Tra i casi segnalati anche Tivoli, dove al Liceo Isabella d’Este è stata attivata la didattica a distanza a causa dei termosifoni spenti, impedendo il regolare svolgimento delle lezioni in presenza. Situazioni analoghe sono state riscontrate anche in altri istituti del territorio regionale: all’IIS Luca Paciolo di Bracciano bagni inagibili per infiltrazioni e riscaldamenti non funzionanti, al Liceo Niccolò Machiavelli di Roma finestre rotte che costringono gli studenti a seguire le lezioni con il freddo, mentre al Liceo Plinio Seniore si è verificato il distacco di un pezzo di soffitto in aula.

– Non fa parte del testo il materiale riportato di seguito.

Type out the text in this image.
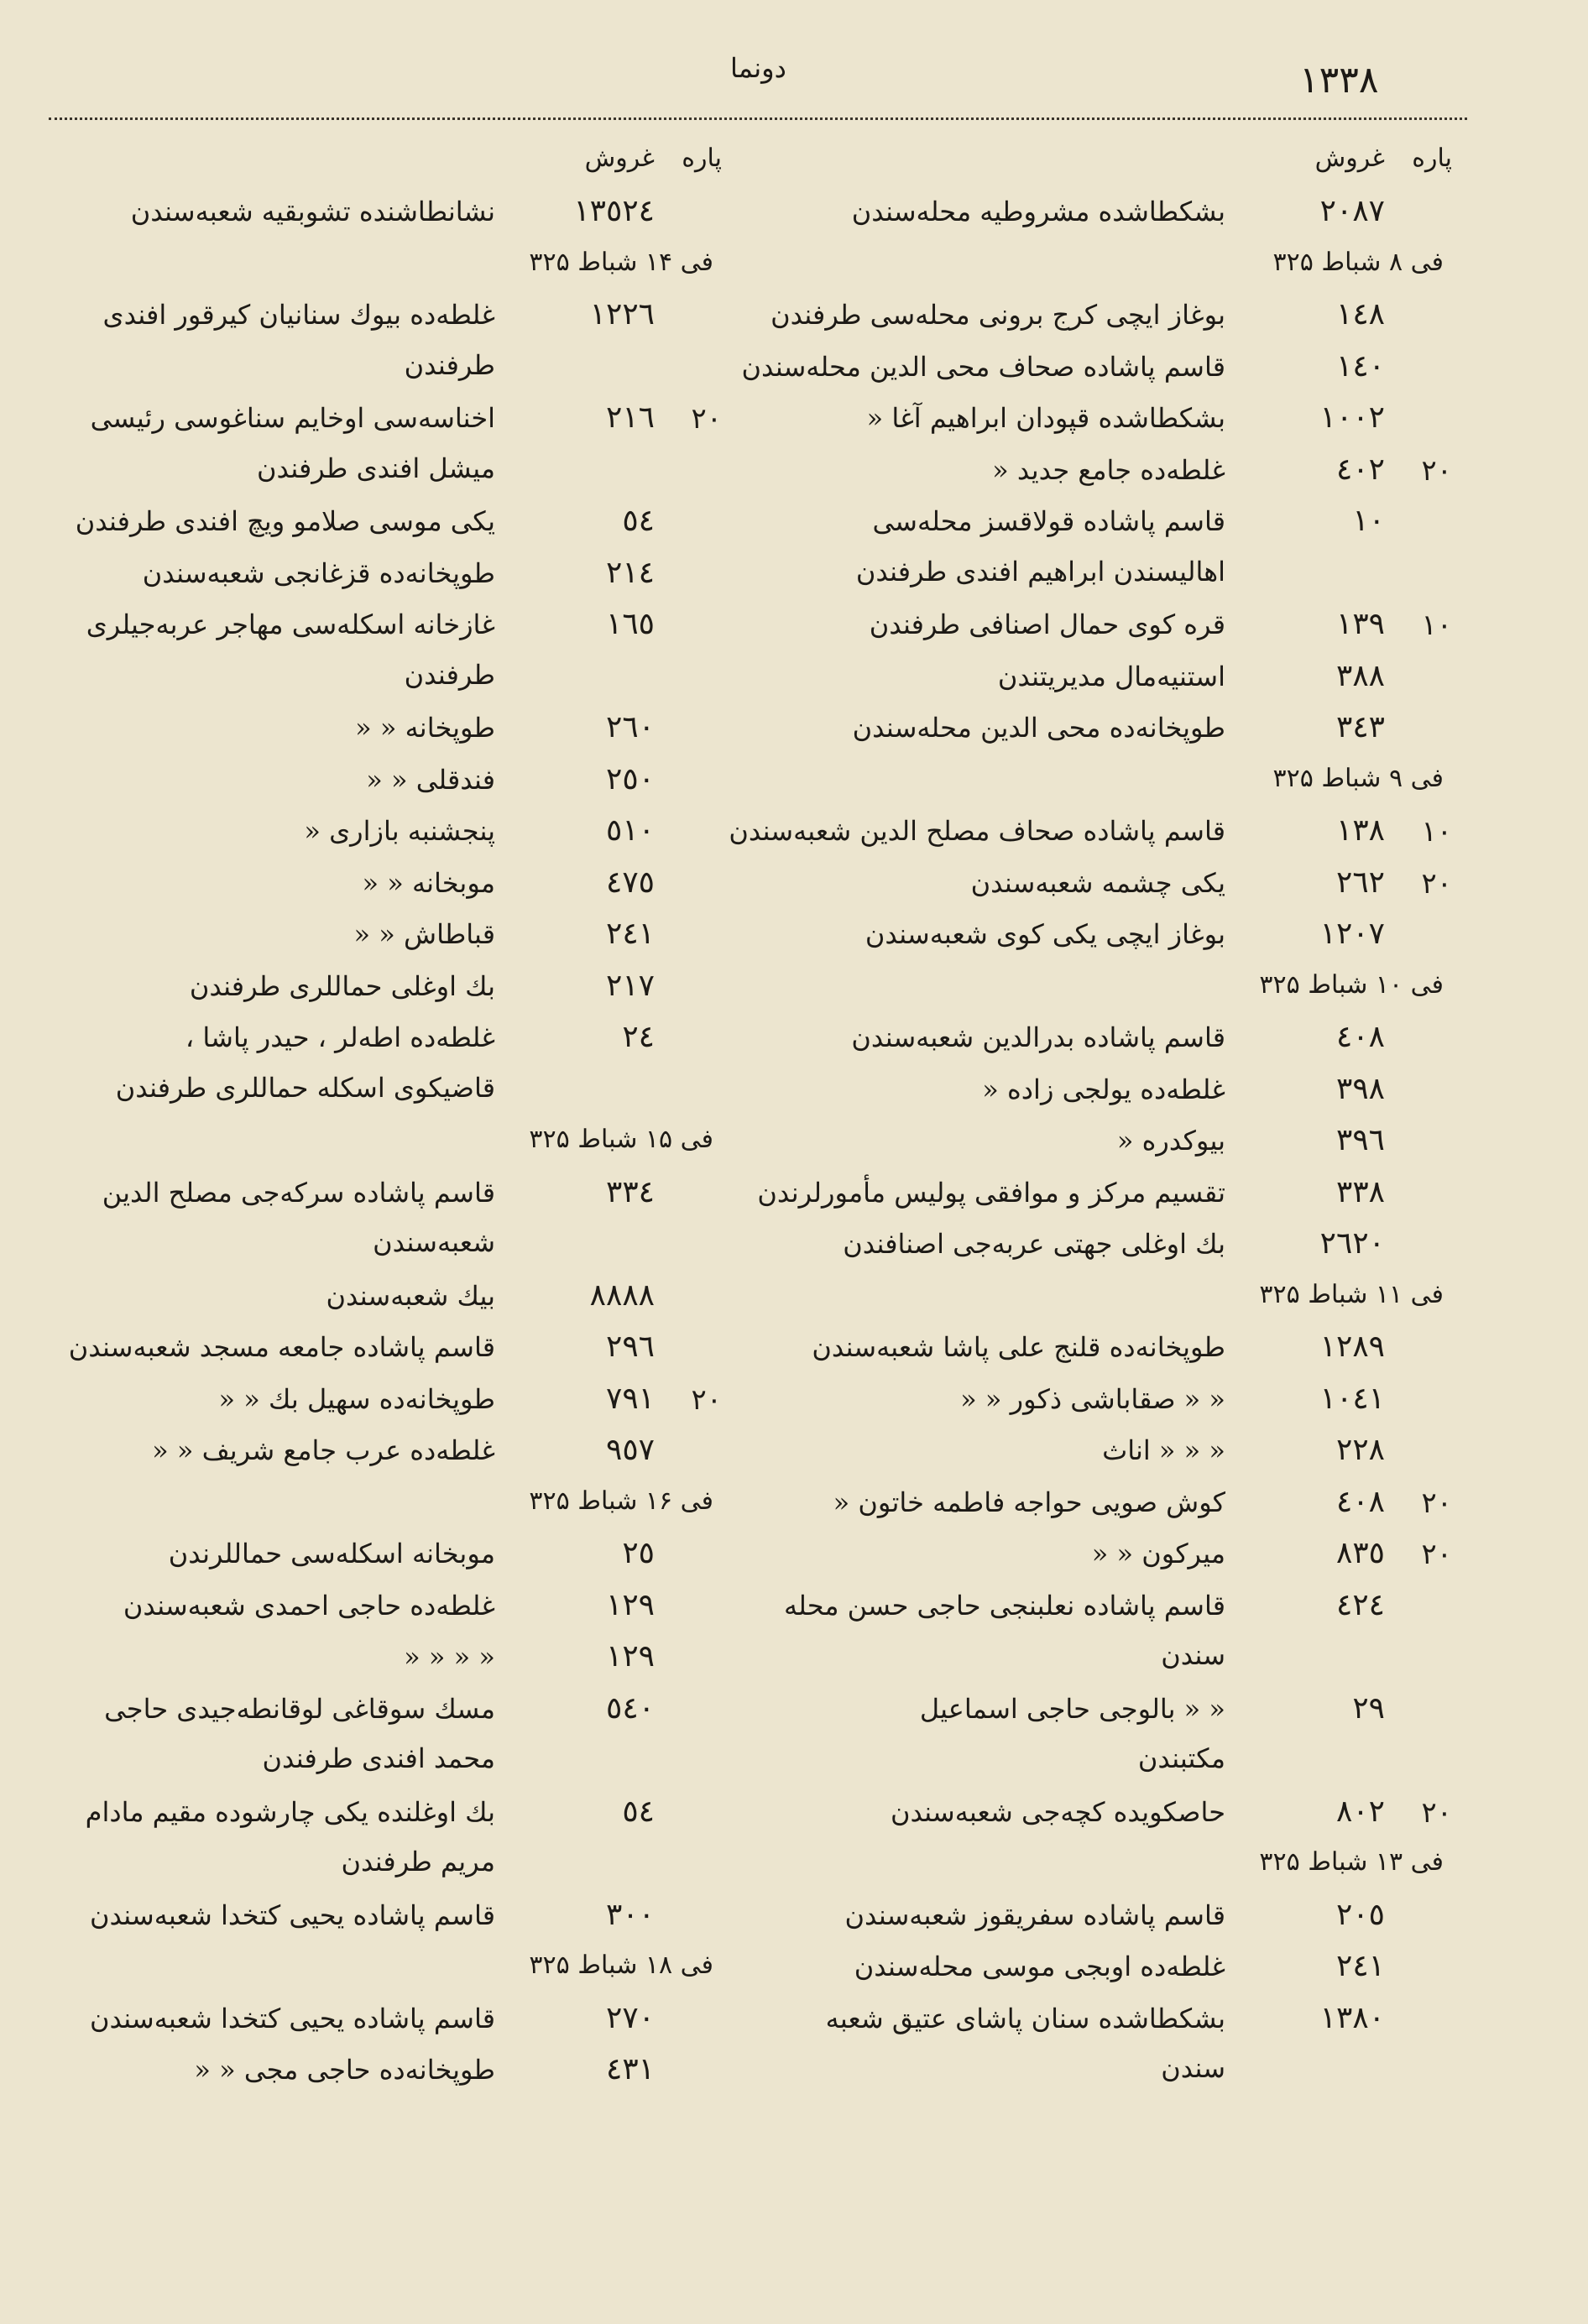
۱۳۳۸
دونما
پاره
غروش
٢٠٨٧
بشكطاشده مشروطيه محله‌سندن
فی ۸ شباط ۳۲۵
١٤٨
بوغاز ایچی کرج برونی محله‌سی طرفندن
١٤٠
قاسم پاشاده صحاف محی الدین محله‌سندن
١٠٠٢
بشکطاشده قپودان ابراهیم آغا «
٢٠
٤٠٢
غلطه‌ده جامع جدید «
١٠
قاسم پاشاده قولاقسز محله‌سی
اهالیسندن ابراهیم افندی طرفندن
١٠
١٣٩
قره کوی حمال اصنافی طرفندن
٣٨٨
استنیه‌مال مدیریتندن
٣٤٣
طوپخانه‌ده محی الدین محله‌سندن
فی ۹ شباط ۳۲۵
١٠
١٣٨
قاسم پاشاده صحاف مصلح الدین شعبه‌سندن
٢٠
٢٦٢
یکی چشمه شعبه‌سندن
١٢٠٧
بوغاز ایچی یکی کوی شعبه‌سندن
فی ۱۰ شباط ۳۲۵
٤٠٨
قاسم پاشاده بدرالدین شعبه‌سندن
٣٩٨
غلطه‌ده یولجی زاده «
٣٩٦
بیوکدره «
٣٣٨
تقسیم مرکز و موافقی پولیس مأمورلرندن
٢٦٢٠
بك اوغلی جهتی عربه‌جی اصنافندن
فی ۱۱ شباط ۳۲۵
١٢٨٩
طوپخانه‌ده قلنج علی پاشا شعبه‌سندن
١٠٤١
« « صقاباشی ذکور « «
٢٢٨
« « « اناث
٢٠
٤٠٨
کوش صویی حواجه فاطمه خاتون «
٢٠
٨٣٥
میرکون « «
٤٢٤
قاسم پاشاده نعلبنجی حاجی حسن محله
سندن
٢٩
« « بالوجی حاجی اسماعیل
مکتبندن
٢٠
٨٠٢
حاصکویده کچه‌جی شعبه‌سندن
فی ۱۳ شباط ۳۲۵
٢٠٥
قاسم پاشاده سفریقوز شعبه‌سندن
٢٤١
غلطه‌ده اوبجی موسی محله‌سندن
١٣٨٠
بشکطاشده سنان پاشای عتیق شعبه‌
سندن
پاره
غروش
١٣٥٢٤
نشانطاشنده تشوبقیه شعبه‌سندن
فی ۱۴ شباط ۳۲۵
١٢٢٦
غلطه‌ده بیوك سنانیان کیرقور افندی
طرفندن
٢٠
٢١٦
اخناسه‌سی اوخایم سناغوسی رئیسی
میشل افندی طرفندن
٥٤
یکی موسی صلامو ویچ افندی طرفندن
٢١٤
طوپخانه‌ده قزغانجی شعبه‌سندن
١٦٥
غازخانه اسکله‌سی مهاجر عربه‌جیلری
طرفندن
٢٦٠
طوپخانه « «
٢٥٠
فندقلی « «
٥١٠
پنجشنبه بازاری «
٤٧٥
موبخانه « «
٢٤١
قباطاش « «
٢١٧
بك اوغلی حماللری طرفندن
٢٤
غلطه‌ده اطه‌لر ، حیدر پاشا ،
قاضیکوی اسکله حماللری طرفندن
فی ۱۵ شباط ۳۲۵
٣٣٤
قاسم پاشاده سرکه‌جی مصلح الدین
شعبه‌سندن
٨٨٨٨
بیك شعبه‌سندن
٢٩٦
قاسم پاشاده جامعه مسجد شعبه‌سندن
٢٠
٧٩١
طوپخانه‌ده سهیل بك « «
٩٥٧
غلطه‌ده عرب جامع شریف « «
فی ۱۶ شباط ۳۲۵
٢٥
موبخانه اسکله‌سی حماللرندن
١٢٩
غلطه‌ده حاجی احمدی شعبه‌سندن
١٢٩
« « « «
٥٤٠
مسك سوقاغی لوقانطه‌جیدی حاجی
محمد افندی طرفندن
٥٤
بك اوغلنده یکی چارشوده مقیم مادام
مریم طرفندن
٣٠٠
قاسم پاشاده یحیی کتخدا شعبه‌سندن
فی ۱۸ شباط ۳۲۵
٢٧٠
قاسم پاشاده یحیی کتخدا شعبه‌سندن
٤٣١
طوپخانه‌ده حاجی مجی « «
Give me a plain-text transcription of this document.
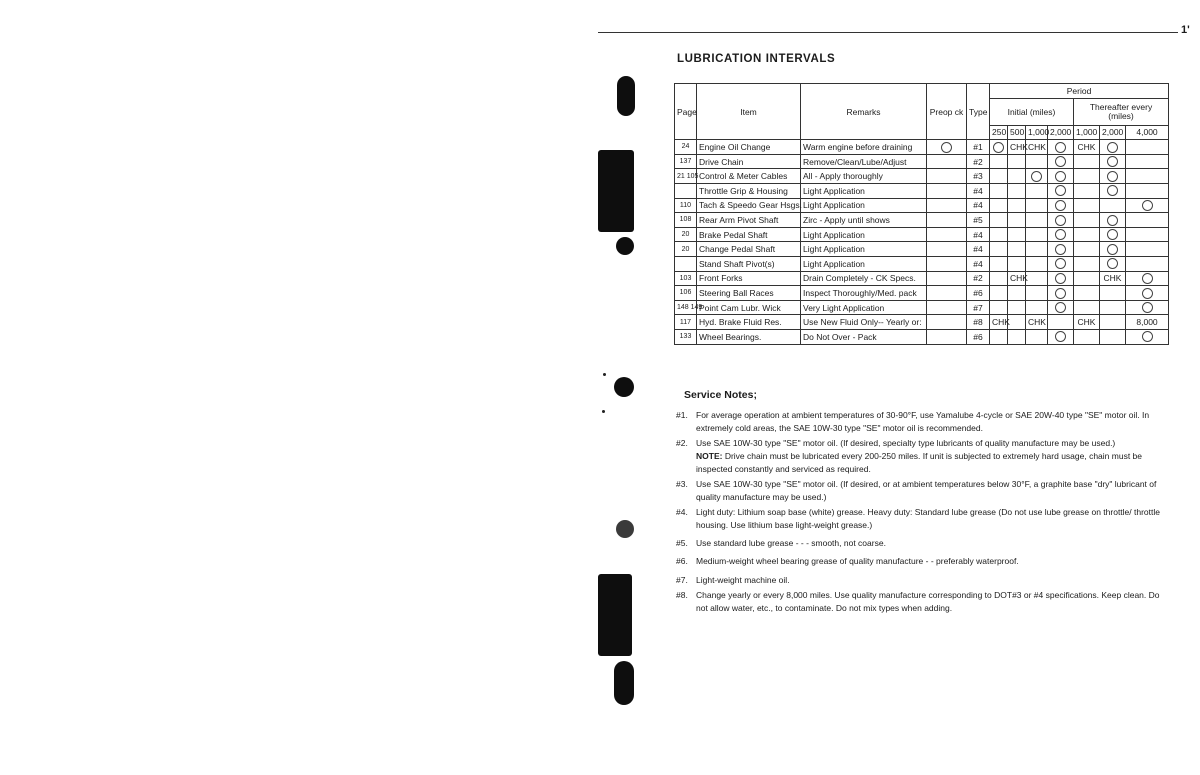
1'
LUBRICATION INTERVALS
Page	Item	Remarks	Preop ck	Type	Period						
					Initial (miles)				Thereafter every (miles)		
					250	500	1,000	2,000	1,000	2,000	4,000
24	Engine Oil Change	Warm engine before draining		#1		CHK	CHK		CHK		
137	Drive Chain	Remove/Clean/Lube/Adjust		#2							
21 105	Control & Meter Cables	All - Apply thoroughly		#3							
	Throttle Grip & Housing	Light Application		#4							
110	Tach & Speedo Gear Hsgs.	Light Application		#4							
108	Rear Arm Pivot Shaft	Zirc - Apply until shows		#5							
20	Brake Pedal Shaft	Light Application		#4							
20	Change Pedal Shaft	Light Application		#4							
	Stand Shaft Pivot(s)	Light Application		#4							
103	Front Forks	Drain Completely - CK Specs.		#2		CHK				CHK	
106	Steering Ball Races	Inspect Thoroughly/Med. pack		#6							
148 149	Point Cam Lubr. Wick	Very Light Application		#7							
117	Hyd. Brake Fluid Res.	Use New Fluid Only-- Yearly or:		#8	CHK		CHK		CHK		8,000
133	Wheel Bearings.	Do Not Over - Pack		#6							
Service Notes;
#1. For average operation at ambient temperatures of 30-90°F, use Yamalube 4-cycle or SAE 20W-40 type "SE" motor oil. In extremely cold areas, the SAE 10W-30 type "SE" motor oil is recommended.
#2. Use SAE 10W-30 type "SE" motor oil. (If desired, specialty type lubricants of quality manufacture may be used.)
NOTE: Drive chain must be lubricated every 200-250 miles. If unit is subjected to extremely hard usage, chain must be inspected constantly and serviced as required.
#3. Use SAE 10W-30 type "SE" motor oil. (If desired, or at ambient temperatures below 30°F, a graphite base "dry" lubricant of quality manufacture may be used.)
#4. Light duty: Lithium soap base (white) grease. Heavy duty: Standard lube grease (Do not use lube grease on throttle/ throttle housing. Use lithium base light-weight grease.)
#5. Use standard lube grease - - - smooth, not coarse.
#6. Medium-weight wheel bearing grease of quality manufacture - - preferably waterproof.
#7. Light-weight machine oil.
#8. Change yearly or every 8,000 miles. Use quality manufacture corresponding to DOT#3 or #4 specifications. Keep clean. Do not allow water, etc., to contaminate. Do not mix types when adding.
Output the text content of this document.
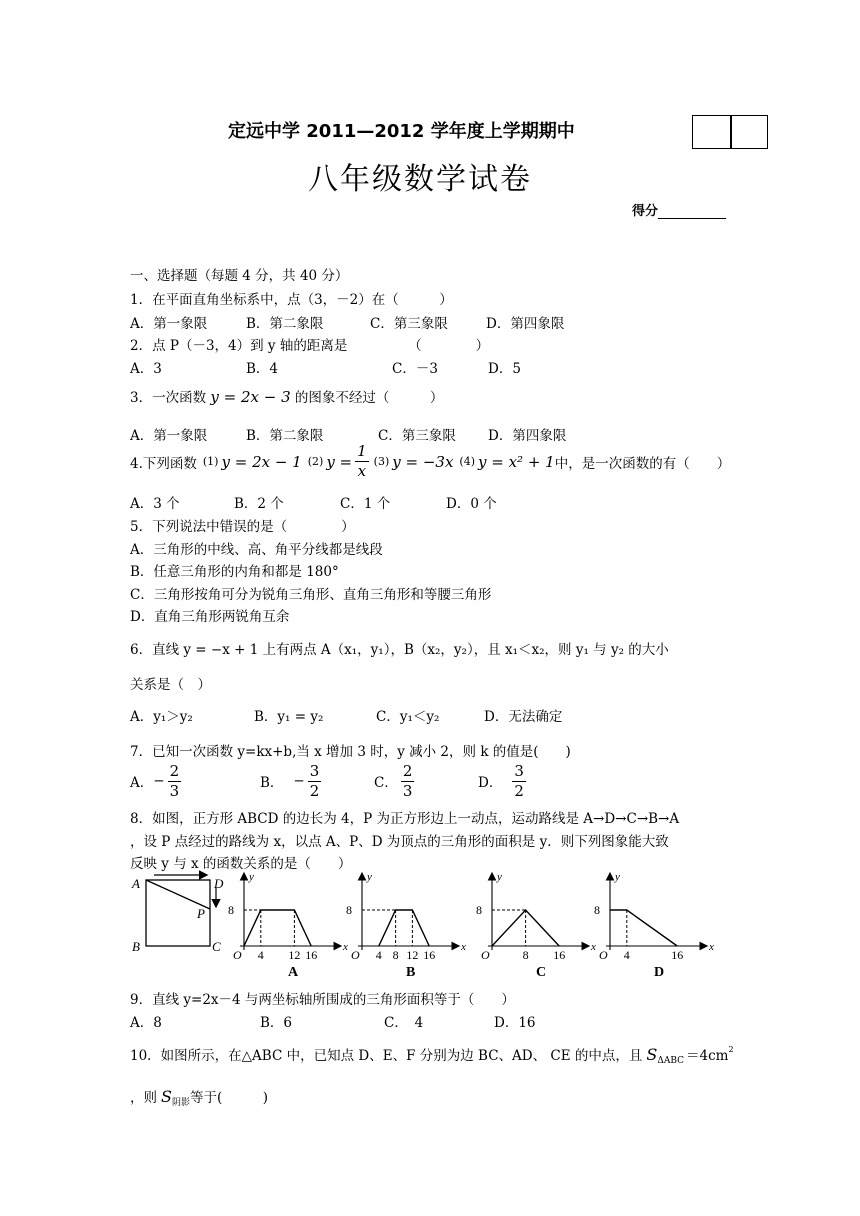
定远中学 2011—2012 学年度上学期期中
八年级数学试卷
得分
一、选择题（每题 4 分，共 40 分）
1．在平面直角坐标系中，点（3，－2）在（　　　）
A．第一象限	B．第二象限	C．第三象限	D．第四象限
2．点 P（－3，4）到 y 轴的距离是　　　　　（　　　　）
A．3	B．4	C．－3	D．5
3．一次函数 y = 2x − 3 的图象不经过（　　　）
A．第一象限	B．第二象限	C．第三象限 D．第四象限
4.下列函数 (1) y = 2x − 1 (2) $y = \frac{1}{x} (3) y = -3x$ (4) y = x² + 1 中，是一次函数的有（　　）
A．3 个	B．2 个	C．1 个	D．0 个
5．下列说法中错误的是（　　　　）
A．三角形的中线、高、角平分线都是线段
B．任意三角形的内角和都是 180°
C．三角形按角可分为锐角三角形、直角三角形和等腰三角形
D．直角三角形两锐角互余
6．直线 y = −x + 1 上有两点 A（x₁，y₁），B（x₂，y₂），且 x₁＜x₂，则 y₁ 与 y₂ 的大小
关系是（　）
A．y₁＞y₂	B．y₁ = y₂	C．y₁＜y₂	D．无法确定
7．已知一次函数 y=kx+b,当 x 增加 3 时，y 减小 2，则 k 的值是(　　)
A． − $\frac{2}{3}$	B． − $\frac{3}{2}$	C． $\frac{2}{3}$	D． $\frac{3}{2}$
8．如图，正方形 ABCD 的边长为 4，P 为正方形边上一动点，运动路线是 A→D→C→B→A
，设 P 点经过的路线为 x，以点 A、P、D 为顶点的三角形的面积是 y．则下列图象能大致
反映 y 与 x 的函数关系的是（　　）
A	D
P
B	C
y
x
O
8
4 12 16
A
y
x
O
8
4 8 12 16
B
y
x
O
8
8 16
C
y
x
O
8
4	16
D
9．直线 y=2x－4 与两坐标轴所围成的三角形面积等于（　　）
A．8	B．6	C．　4	D．16
10．如图所示，在△ABC 中，已知点 D、E、F 分别为边 BC、AD、 CE 的中点，且 S ΔABC ＝4cm 2
，则 S 阴影 等于(　　　)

Secondo gli studenti, non si tratta più di episodi isolati ma di un problema strutturale che si ripresenta ogni anno, mettendo a rischio sicurezza, salute e diritto allo studio. Per questo la Rete degli Studenti Medi del Lazio chiede l’apertura immediata di un tavolo di confronto con la Regione Lazio e la Città Metropolitana, per affrontare in modo organico il tema dell’edilizia scolastica, garantire trasparenza sugli investimenti e programmare interventi concreti e tempestivi.